すでに紹介したように、《この足利事件には、DNA鑑定の威力を、マスコミを通じて大蔵省にも認知させるべく警察庁の大きな期待がかかっていた》。《警察庁の科学警察研究所(科警研)が、MCT118型という第一染色体上の特殊部位に目をつけたCNA型鑑定を実用化するのは90年10月。栃木県警がマークした菅家利和さん(当時44歳)の尾行を開始宇するのは翌月から》だった。(事件が起きたのは5月)
このあたりから出来レースの匂いがぷんぷんしてくる。
そして、尾行半年後、菅家さんのゴミ箱から精液のついたティッシュペーパーを入手。警察庁の科警研が91年11月に作成した鑑定書で、DNA型鑑定が登場し、菅家さん逮捕の決定打になるのだが、この鑑定書では、《なぜか同じ真美ちゃんの半袖下着の(県警の科捜研が1年半前に行った鑑定書に記された位置とは)ややずれた2ポイント》から「1万5百から1万2千個」の精子の頭部が発見されたとする。精子「頭部のみ3個」からいきなり「1万5百から1万2千個」に激増したのである。
日垣さんはこう書く。
《身内の研究所の同一鑑定人が、対照すべき二つの資料(ティッシュの精液と半袖下着の精液斑)のCNAを同時に鑑定するというのは、模範解答を最初からマインドコントロールされたようなものだが、しかもあとで裁判所や弁護人が検証できる余地までなくした(半袖下着に付着していた精子を全部使ったうえ、精液斑を焼却してしまった)のだ。とにかう一致さえしてくれれば、全道府県警にDNA型鑑定の特別室と機器が新設され消耗品が恒常的に確保できる絶好のチャンスとなる。》
結局、科警研はMCT118法のマーカーを変え、この検査法自体を引っ込めることになった。

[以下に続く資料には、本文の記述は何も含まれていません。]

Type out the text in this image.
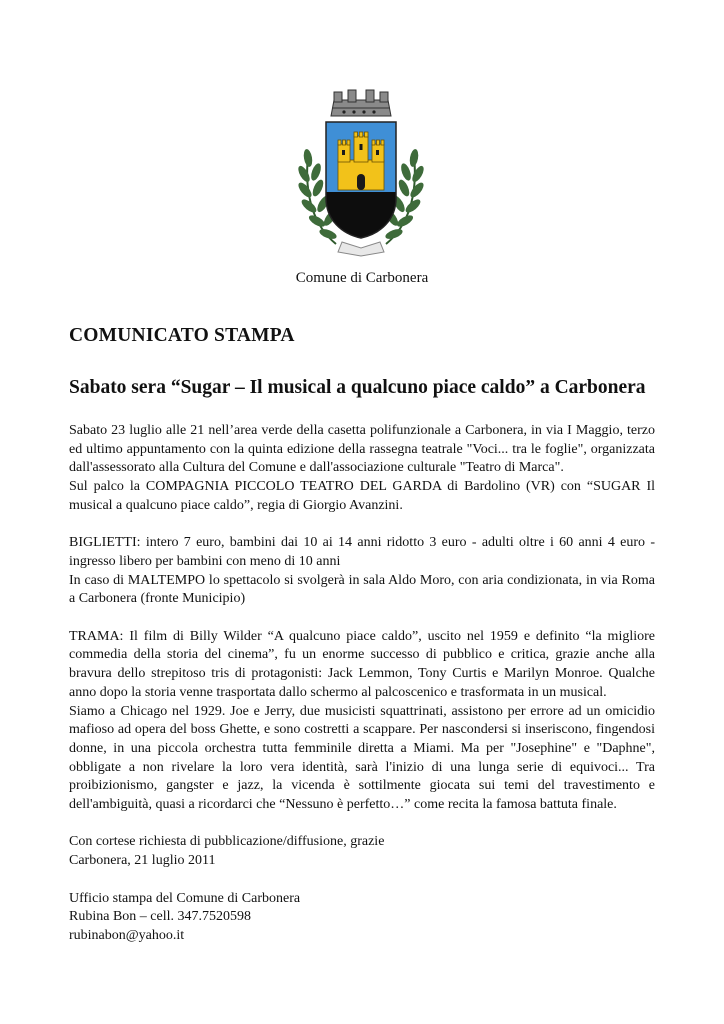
Comune di Carbonera
COMUNICATO STAMPA
Sabato sera “Sugar – Il musical a qualcuno piace caldo” a Carbonera

Sabato 23 luglio alle 21 nell’area verde della casetta polifunzionale a Carbonera, in via I Maggio, terzo ed ultimo appuntamento con la quinta edizione della rassegna teatrale "Voci... tra le foglie", organizzata dall'assessorato alla Cultura del Comune e dall'associazione culturale "Teatro di Marca".

Sul palco la COMPAGNIA PICCOLO TEATRO DEL GARDA di Bardolino (VR) con “SUGAR Il musical a qualcuno piace caldo”, regia di Giorgio Avanzini.

BIGLIETTI: intero 7 euro, bambini dai 10 ai 14 anni ridotto 3 euro - adulti oltre i 60 anni 4 euro - ingresso libero per bambini con meno di 10 anni

In caso di MALTEMPO lo spettacolo si svolgerà in sala Aldo Moro, con aria condizionata, in via Roma a Carbonera (fronte Municipio)

TRAMA: Il film di Billy Wilder “A qualcuno piace caldo”, uscito nel 1959 e definito “la migliore commedia della storia del cinema”, fu un enorme successo di pubblico e critica, grazie anche alla bravura dello strepitoso tris di protagonisti: Jack Lemmon, Tony Curtis e Marilyn Monroe. Qualche anno dopo la storia venne trasportata dallo schermo al palcoscenico e trasformata in un musical.

Siamo a Chicago nel 1929. Joe e Jerry, due musicisti squattrinati, assistono per errore ad un omicidio mafioso ad opera del boss Ghette, e sono costretti a scappare. Per nascondersi si inseriscono, fingendosi donne, in una piccola orchestra tutta femminile diretta a Miami. Ma per "Josephine" e "Daphne", obbligate a non rivelare la loro vera identità, sarà l'inizio di una lunga serie di equivoci... Tra proibizionismo, gangster e jazz, la vicenda è sottilmente giocata sui temi del travestimento e dell'ambiguità, quasi a ricordarci che “Nessuno è perfetto…” come recita la famosa battuta finale.

Con cortese richiesta di pubblicazione/diffusione, grazie

Carbonera, 21 luglio 2011

Ufficio stampa del Comune di Carbonera

Rubina Bon – cell. 347.7520598

rubinabon@yahoo.it
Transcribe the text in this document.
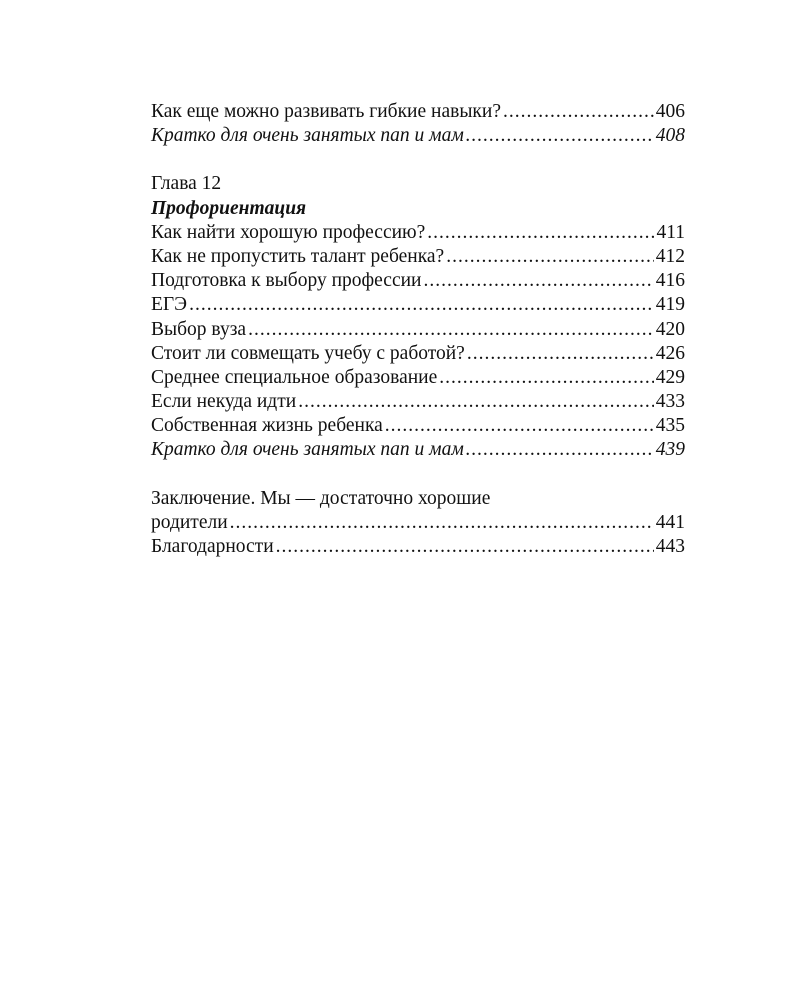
Как еще можно развивать гибкие навыки? .....	406
Кратко для очень занятых пап и мам .....	408
Глава 12
Профориентация
Как найти хорошую профессию? .....	411
Как не пропустить талант ребенка? .....	412
Подготовка к выбору профессии .....	416
ЕГЭ .....	419
Выбор вуза .....	420
Стоит ли совмещать учебу с работой? .....	426
Среднее специальное образование .....	429
Если некуда идти .....	433
Собственная жизнь ребенка .....	435
Кратко для очень занятых пап и мам .....	439
Заключение. Мы — достаточно хорошие
родители .....	441
Благодарности .....	443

今回書き足した解説で日垣さんは、《私は、逮捕直前に科警研が行なったDNA型鑑定でも、菅家さんと真犯人のDNA型は(当時も)一致しなかったのではないか、と確信する》と書いている。
日垣さんも指摘するように、科学鑑定がらみでは、《よそから毛髪をもってきたり(大分みどり荘事件では短髪の容疑者から長髪が採取されたことになっていた)、陰毛を入れ替えたり(鹿児島夫婦殺人事件)》と謀略とも言える手法が使われてきた。
警察のこの陰謀政治的とでもいうべき体質は今も変わっていないのではないか。